CHristian Haegele created PDFBOX-5752:
-----------------------------------------

             Summary: font errors after copying a page to another document
                 Key: PDFBOX-5752
                 URL: https://issues.apache.org/jira/browse/PDFBOX-5752
             Project: PDFBox
          Issue Type: Bug
          Components: Parsing
    Affects Versions: 3.0.1 PDFBox
            Reporter: CHristian Haegele
         Attachments: empty.pdf, image-2024-01-16-07-41-16-462.png, 
image-2024-01-16-07-46-04-195.png, image-2024-01-16-07-47-05-883.png, 
roboto-14.pdf, target-merged882552058302116763.pdf

I try to merge import a page into a pdf document and copy the font resources. 
With PDFBOX 2.0 the code worked perfectly fine, as expected, there is a result 
document in including the required, embedded fonts. 

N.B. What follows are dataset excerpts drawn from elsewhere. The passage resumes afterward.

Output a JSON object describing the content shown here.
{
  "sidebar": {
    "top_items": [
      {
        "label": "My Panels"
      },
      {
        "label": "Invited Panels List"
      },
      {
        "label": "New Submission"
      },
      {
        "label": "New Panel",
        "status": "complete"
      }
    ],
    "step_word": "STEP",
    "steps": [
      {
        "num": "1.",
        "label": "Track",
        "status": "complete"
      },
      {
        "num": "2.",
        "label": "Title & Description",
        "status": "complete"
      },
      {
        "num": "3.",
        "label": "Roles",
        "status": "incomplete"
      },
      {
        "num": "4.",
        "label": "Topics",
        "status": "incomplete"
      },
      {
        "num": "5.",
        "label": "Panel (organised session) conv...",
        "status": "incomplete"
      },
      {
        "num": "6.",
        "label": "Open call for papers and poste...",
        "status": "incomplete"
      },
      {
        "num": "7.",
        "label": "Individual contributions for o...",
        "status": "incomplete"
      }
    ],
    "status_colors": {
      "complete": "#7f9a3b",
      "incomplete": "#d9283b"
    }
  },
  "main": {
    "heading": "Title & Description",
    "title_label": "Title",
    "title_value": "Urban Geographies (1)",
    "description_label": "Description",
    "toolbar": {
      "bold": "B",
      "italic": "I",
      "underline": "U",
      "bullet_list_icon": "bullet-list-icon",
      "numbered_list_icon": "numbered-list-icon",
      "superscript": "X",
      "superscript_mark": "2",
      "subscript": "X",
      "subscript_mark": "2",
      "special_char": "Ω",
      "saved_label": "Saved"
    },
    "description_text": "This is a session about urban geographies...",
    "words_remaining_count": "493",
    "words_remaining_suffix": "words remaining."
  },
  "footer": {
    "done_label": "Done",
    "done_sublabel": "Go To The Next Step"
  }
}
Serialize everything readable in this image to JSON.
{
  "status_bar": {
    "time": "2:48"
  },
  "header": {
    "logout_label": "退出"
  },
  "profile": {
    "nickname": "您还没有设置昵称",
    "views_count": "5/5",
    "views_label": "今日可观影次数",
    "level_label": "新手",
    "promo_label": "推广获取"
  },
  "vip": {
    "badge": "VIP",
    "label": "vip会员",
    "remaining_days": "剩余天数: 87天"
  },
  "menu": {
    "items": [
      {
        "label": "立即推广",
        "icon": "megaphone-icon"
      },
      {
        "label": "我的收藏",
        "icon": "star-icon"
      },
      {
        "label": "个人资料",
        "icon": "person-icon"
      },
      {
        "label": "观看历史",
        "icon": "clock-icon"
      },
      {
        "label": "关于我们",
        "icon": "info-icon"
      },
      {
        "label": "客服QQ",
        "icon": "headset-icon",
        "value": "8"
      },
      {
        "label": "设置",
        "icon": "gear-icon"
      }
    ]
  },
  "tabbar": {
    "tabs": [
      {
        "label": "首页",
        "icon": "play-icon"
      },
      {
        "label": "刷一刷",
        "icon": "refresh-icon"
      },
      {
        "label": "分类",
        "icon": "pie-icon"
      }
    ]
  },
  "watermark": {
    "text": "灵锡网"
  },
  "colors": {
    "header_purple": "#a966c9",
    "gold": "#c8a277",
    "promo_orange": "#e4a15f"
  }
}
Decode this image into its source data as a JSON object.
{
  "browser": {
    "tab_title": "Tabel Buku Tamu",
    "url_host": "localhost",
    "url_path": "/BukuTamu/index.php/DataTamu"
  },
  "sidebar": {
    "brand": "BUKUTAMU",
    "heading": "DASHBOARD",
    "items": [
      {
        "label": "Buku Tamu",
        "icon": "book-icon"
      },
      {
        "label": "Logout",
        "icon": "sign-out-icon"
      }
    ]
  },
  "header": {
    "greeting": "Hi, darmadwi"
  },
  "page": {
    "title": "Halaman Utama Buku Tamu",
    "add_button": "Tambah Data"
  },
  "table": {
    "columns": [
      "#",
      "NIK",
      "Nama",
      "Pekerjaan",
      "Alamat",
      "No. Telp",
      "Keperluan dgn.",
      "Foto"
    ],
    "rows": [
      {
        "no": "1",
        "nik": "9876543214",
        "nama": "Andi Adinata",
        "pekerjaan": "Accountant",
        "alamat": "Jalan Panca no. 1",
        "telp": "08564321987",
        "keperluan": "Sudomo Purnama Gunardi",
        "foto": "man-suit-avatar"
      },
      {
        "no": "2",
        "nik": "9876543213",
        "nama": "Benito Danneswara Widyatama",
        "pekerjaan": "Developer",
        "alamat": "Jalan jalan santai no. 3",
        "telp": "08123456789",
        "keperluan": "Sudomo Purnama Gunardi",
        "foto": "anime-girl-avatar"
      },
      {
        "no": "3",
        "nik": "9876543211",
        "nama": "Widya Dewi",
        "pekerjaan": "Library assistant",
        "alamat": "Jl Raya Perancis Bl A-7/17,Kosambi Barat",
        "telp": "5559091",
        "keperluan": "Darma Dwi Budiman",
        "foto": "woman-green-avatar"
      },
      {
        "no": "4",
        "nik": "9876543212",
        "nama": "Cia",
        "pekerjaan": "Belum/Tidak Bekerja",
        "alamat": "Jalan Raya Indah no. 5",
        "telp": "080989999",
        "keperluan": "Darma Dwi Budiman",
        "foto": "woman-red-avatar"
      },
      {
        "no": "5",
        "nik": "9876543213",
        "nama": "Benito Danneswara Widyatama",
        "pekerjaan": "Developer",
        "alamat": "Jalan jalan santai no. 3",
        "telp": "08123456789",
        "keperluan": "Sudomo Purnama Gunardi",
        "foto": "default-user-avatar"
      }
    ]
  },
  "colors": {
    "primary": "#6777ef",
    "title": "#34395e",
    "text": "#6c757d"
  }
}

Essentially I'm doing this steps in the code, while the first document is one 
empty page PDF/A, and the second document contains the roboto font PDF/A. All 
fonts are embedded.

 
{code:java}
PDDocument targetDoc = Loader.loadPDF(targetDocBytes);
PDPage sourcePage = Loader.loadPDF(data).getPage(0);
final var copiedPage = targetDoc.importPage(sourcePage);
copiedPage.setResources(sourcePage.getResources());{code}

In PDFBOX 3.0 it doesn't seeem to work any more, the document is corrupted if 
you open it in the Adobe Acrobat. 

It shows a lot of errors, if you open it with the PDFBOX PreflightParser.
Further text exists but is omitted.